1434. Admiración te causa, y con razón, haber conocido por una parte el poder de los merecimientos de mi Hijo y redención huma­na y la ruina y debilitación que causó en los demonios, y por otra parte verlos tan poderosos y señoreando al mundo con formidable osadía. Y aunque a esta admiración te responde la luz que se te ha dado en lo que dejas escrito, quiero añadirte más, para que tu cuidado sea mayor contra enemigos tan llenos de malicia.
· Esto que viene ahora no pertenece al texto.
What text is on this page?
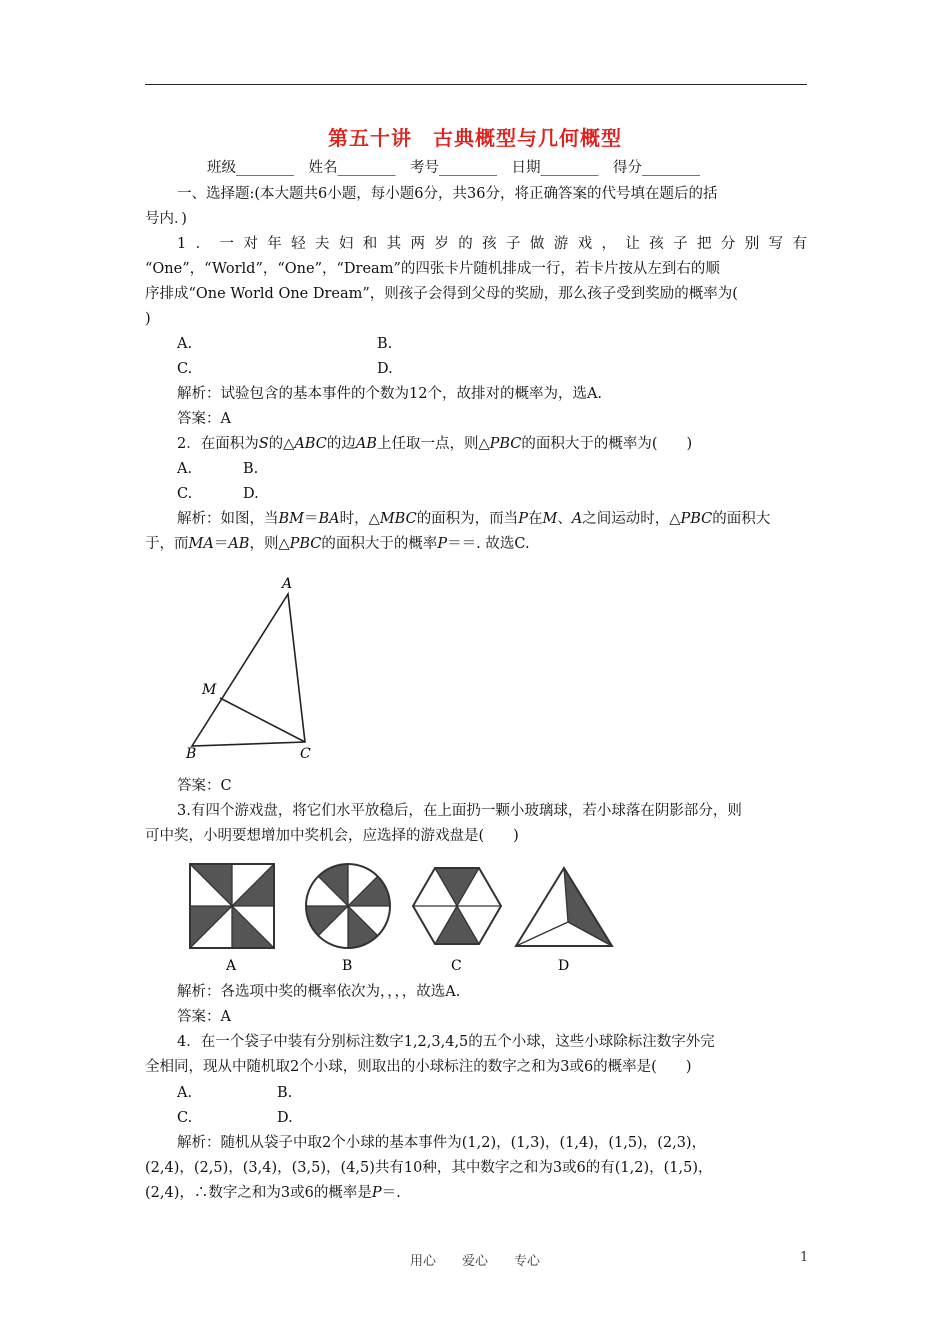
第五十讲　古典概型与几何概型
班级________　姓名________　考号________　日期________　得分________
一、选择题:(本大题共6小题，每小题6分，共36分，将正确答案的代号填在题后的括
号内．)
1．一对年轻夫妇和其两岁的孩子做游戏，让孩子把分别写有
“One”，“World”，“One”，“Dream”的四张卡片随机排成一行，若卡片按从左到右的顺
序排成“One World One Dream”，则孩子会得到父母的奖励，那么孩子受到奖励的概率为(
)
A.	B.
C.	D.
解析：试验包含的基本事件的个数为12个，故排对的概率为，选A.
答案：A
2．在面积为S的△ABC的边AB上任取一点，则△PBC的面积大于的概率为(　　)
A.	B.
C.	D.
解析：如图，当BM＝BA时，△MBC的面积为，而当P在M、A之间运动时，△PBC的面积大
于，而MA＝AB，则△PBC的面积大于的概率P＝＝. 故选C.
A
M
B	C
答案：C
3.有四个游戏盘，将它们水平放稳后，在上面扔一颗小玻璃球，若小球落在阴影部分，则
可中奖，小明要想增加中奖机会，应选择的游戏盘是(　　)
A	B	C	D
解析：各选项中奖的概率依次为，，，，故选A.
答案：A
4．在一个袋子中装有分别标注数字1,2,3,4,5的五个小球，这些小球除标注数字外完
全相同，现从中随机取2个小球，则取出的小球标注的数字之和为3或6的概率是(　　)
A.	B.
C.	D.
解析：随机从袋子中取2个小球的基本事件为(1,2)，(1,3)，(1,4)，(1,5)，(2,3)，
(2,4)，(2,5)，(3,4)，(3,5)，(4,5)共有10种，其中数字之和为3或6的有(1,2)，(1,5)，
(2,4)，∴数字之和为3或6的概率是P＝.
用心　　爱心　　专心	1
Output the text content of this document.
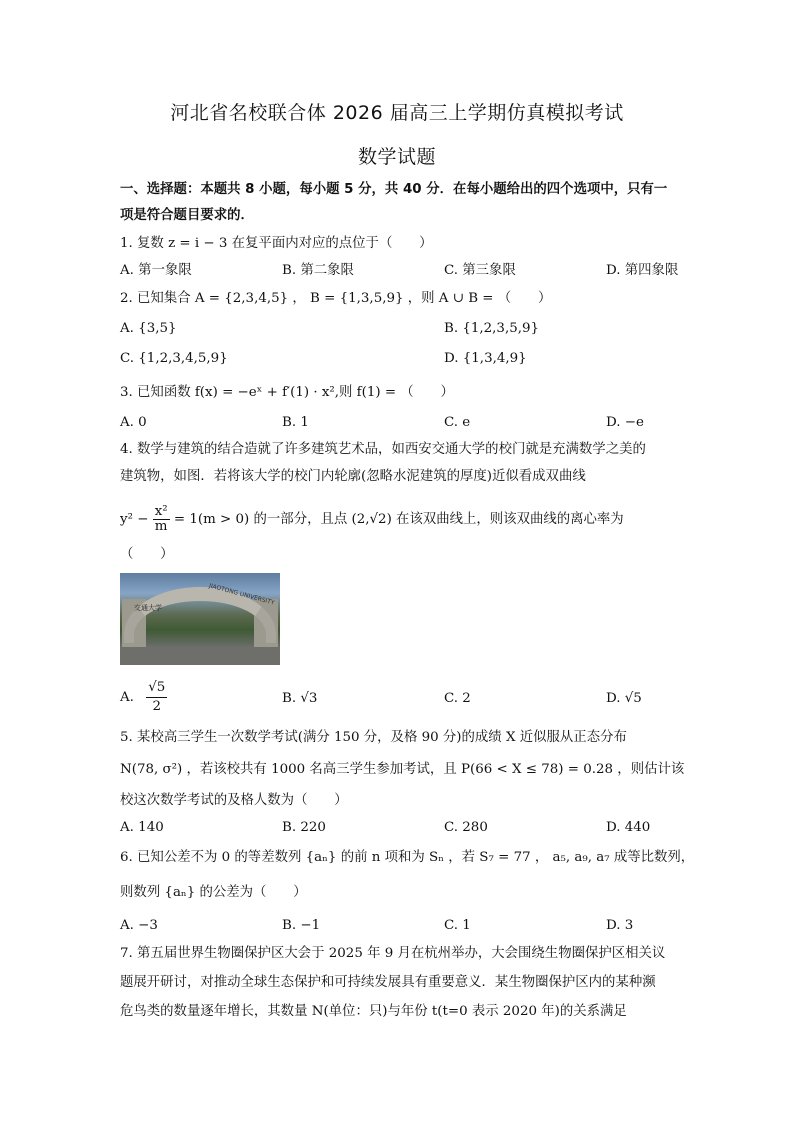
河北省名校联合体 2026 届高三上学期仿真模拟考试
数学试题
一、选择题：本题共 8 小题，每小题 5 分，共 40 分．在每小题给出的四个选项中，只有一
项是符合题目要求的．
1. 复数 z = i − 3 在复平面内对应的点位于（　　）
A. 第一象限	B. 第二象限	C. 第三象限	D. 第四象限
2. 已知集合 A = {2,3,4,5} ， B = {1,3,5,9} ，则 A ∪ B = （　　）
A. {3,5}	B. {1,2,3,5,9}
C. {1,2,3,4,5,9}	D. {1,3,4,9}
3. 已知函数 f(x) = −eˣ + f′(1) · x²,则 f(1) = （　　）
A. 0	B. 1	C. e	D. −e
4. 数学与建筑的结合造就了许多建筑艺术品，如西安交通大学的校门就是充满数学之美的
建筑物，如图．若将该大学的校门内轮廓(忽略水泥建筑的厚度)近似看成双曲线
$y^2 - \frac{\text{x²}}{m} = 1(m > 0)$ 的一部分，且点 (2,√2) 在该双曲线上，则该双曲线的离心率为
（　　）
交通大学
JIAOTONG UNIVERSITY
A. $\frac{√5}{2}$	B. √3	C. 2	D. √5
5. 某校高三学生一次数学考试(满分 150 分，及格 90 分)的成绩 X 近似服从正态分布
N(78, σ²) ，若该校共有 1000 名高三学生参加考试，且 P(66 < X ≤ 78) = 0.28 ，则估计该
校这次数学考试的及格人数为（　　）
A. 140	B. 220	C. 280	D. 440
6. 已知公差不为 0 的等差数列 {aₙ} 的前 n 项和为 Sₙ ，若 S₇ = 77 ， a₅, a₉, a₇ 成等比数列，
则数列 {aₙ} 的公差为（　　）
A. −3	B. −1	C. 1	D. 3
7. 第五届世界生物圈保护区大会于 2025 年 9 月在杭州举办，大会围绕生物圈保护区相关议
题展开研讨，对推动全球生态保护和可持续发展具有重要意义．某生物圈保护区内的某种濒
危鸟类的数量逐年增长，其数量 N(单位：只)与年份 t(t=0 表示 2020 年)的关系满足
Cierto es que cuando conocieron el sacramento de la Encarnación y Reden­ción y que mi Hijo santísimo había nacido tan pobre, humilde y des­preciado, su vida, milagros, pasión y muerte misteriosa, y todo lo demás que obró en el mundo para traer a sí a los hombres, quedó Lucifer y sus demonios debilitados y sin fuerzas para tentar a los fieles, como solían a los demás, y como siempre deseaban. En la primitiva Iglesia perseveró muchos años este terror de los demo­nios y el temor que tenían a los bautizados y seguidores de Cristo nuestro Señor, porque resplandecía en ellos la virtud divina por medio de la imitación y fervor con que profesaban su santa fe, seguían la doctrina del Evangelio, ejecutaban las virtudes con he­roicos y ferventísimos actos de amor, de humildad, paciencia y des­precio de las vanidades y engaños aparentes del mundo; y muchos derramaban su sangre y daban la vida por Cristo nuestro Señor y hacían obras excelentes y admirables por la exaltación de su santo nombre. Esta invencible fortaleza les redundaba de estar tan inme­diatos a la pasión y muerte de su Redentor y tener más presente el prodigioso ejemplar de su grandiosa paciencia y humildad, y por ser menos tentados de los demonios, que no pudieron levantarse del pesado aterramiento en que los dejó el triunfo del divino Cruci­ficado.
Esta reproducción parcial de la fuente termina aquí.